Even though people like my mom have been pushing me to get back into racing, I'm not ready to get too intense with the training just yet. Last season I put together a training program that went through 3 four week base phases, a couple four week build phases, and then some alternating peak, race and build phases. By the time you get to the build phases you're doing some pretty intense high heart rate interval training. I'm no where near that sort of physical capability right now. I'm also not planning to go racing this year, so I'm going to focus on repeated base phases that incorporate some increased intensity as I feel ready for it. These will strengthen my aerobic capacity and put me in a good position to achieve my goal of doing a century ride towards the end of the year.

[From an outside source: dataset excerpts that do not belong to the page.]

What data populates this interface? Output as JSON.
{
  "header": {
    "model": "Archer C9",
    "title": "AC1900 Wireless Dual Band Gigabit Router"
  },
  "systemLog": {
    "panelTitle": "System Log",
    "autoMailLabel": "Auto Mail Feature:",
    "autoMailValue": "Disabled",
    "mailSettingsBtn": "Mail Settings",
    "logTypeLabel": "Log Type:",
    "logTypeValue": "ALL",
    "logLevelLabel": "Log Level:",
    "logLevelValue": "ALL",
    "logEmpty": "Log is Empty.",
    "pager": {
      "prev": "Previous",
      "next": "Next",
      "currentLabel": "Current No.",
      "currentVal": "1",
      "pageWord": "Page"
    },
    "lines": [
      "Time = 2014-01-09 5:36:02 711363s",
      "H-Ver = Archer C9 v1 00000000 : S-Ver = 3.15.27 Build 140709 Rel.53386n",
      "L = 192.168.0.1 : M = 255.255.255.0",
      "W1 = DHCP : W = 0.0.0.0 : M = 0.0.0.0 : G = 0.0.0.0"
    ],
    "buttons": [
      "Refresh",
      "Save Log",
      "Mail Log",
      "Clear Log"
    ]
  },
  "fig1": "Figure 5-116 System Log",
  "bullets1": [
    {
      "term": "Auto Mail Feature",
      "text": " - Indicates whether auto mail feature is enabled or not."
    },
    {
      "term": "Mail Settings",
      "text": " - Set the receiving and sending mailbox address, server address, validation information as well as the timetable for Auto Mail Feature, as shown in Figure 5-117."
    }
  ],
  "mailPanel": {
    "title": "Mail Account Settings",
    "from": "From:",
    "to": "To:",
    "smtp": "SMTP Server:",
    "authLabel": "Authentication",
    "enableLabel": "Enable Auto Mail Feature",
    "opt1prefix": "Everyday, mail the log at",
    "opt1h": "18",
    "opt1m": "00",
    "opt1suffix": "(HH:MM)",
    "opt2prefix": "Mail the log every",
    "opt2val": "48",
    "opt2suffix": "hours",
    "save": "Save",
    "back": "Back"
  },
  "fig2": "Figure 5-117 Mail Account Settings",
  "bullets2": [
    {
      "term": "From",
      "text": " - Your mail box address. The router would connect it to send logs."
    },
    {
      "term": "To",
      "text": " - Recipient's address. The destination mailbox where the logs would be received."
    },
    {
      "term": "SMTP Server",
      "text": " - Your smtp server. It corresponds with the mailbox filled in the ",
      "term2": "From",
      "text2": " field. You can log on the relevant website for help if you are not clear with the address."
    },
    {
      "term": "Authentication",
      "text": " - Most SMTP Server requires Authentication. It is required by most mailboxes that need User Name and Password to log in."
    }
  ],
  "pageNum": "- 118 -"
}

For those who are looking for an organized cycling training plan, the program I've found that works best for me is Joe Friel's Cyclist Training Bible. It's not the sort of program where the author tells you exactly what to do every day and you just following along like a lemming. Joe's book requires you to read and understand the concepts of the program and then combine them with your personal weaknesses, season goals and available training hours to create something that is specific to you as an individual.

Tuesday, March 18, 2008

Accident XRays

There are those (folks like my Mom) who believe that there are miraculous things to be known by having and viewing the xrays from my injury. So for those sorts of folks, I provide some images:

The first two are of my knee the morning of my crash:

This is my pelvis the day of the crash. It's tough to notice, but you can see how my left femoral head is overlapping the acetabulum (portion of the pelvis that contains your hip socket), which indicates the fracture/dislocation:

These next two are from the day after my knee surgery.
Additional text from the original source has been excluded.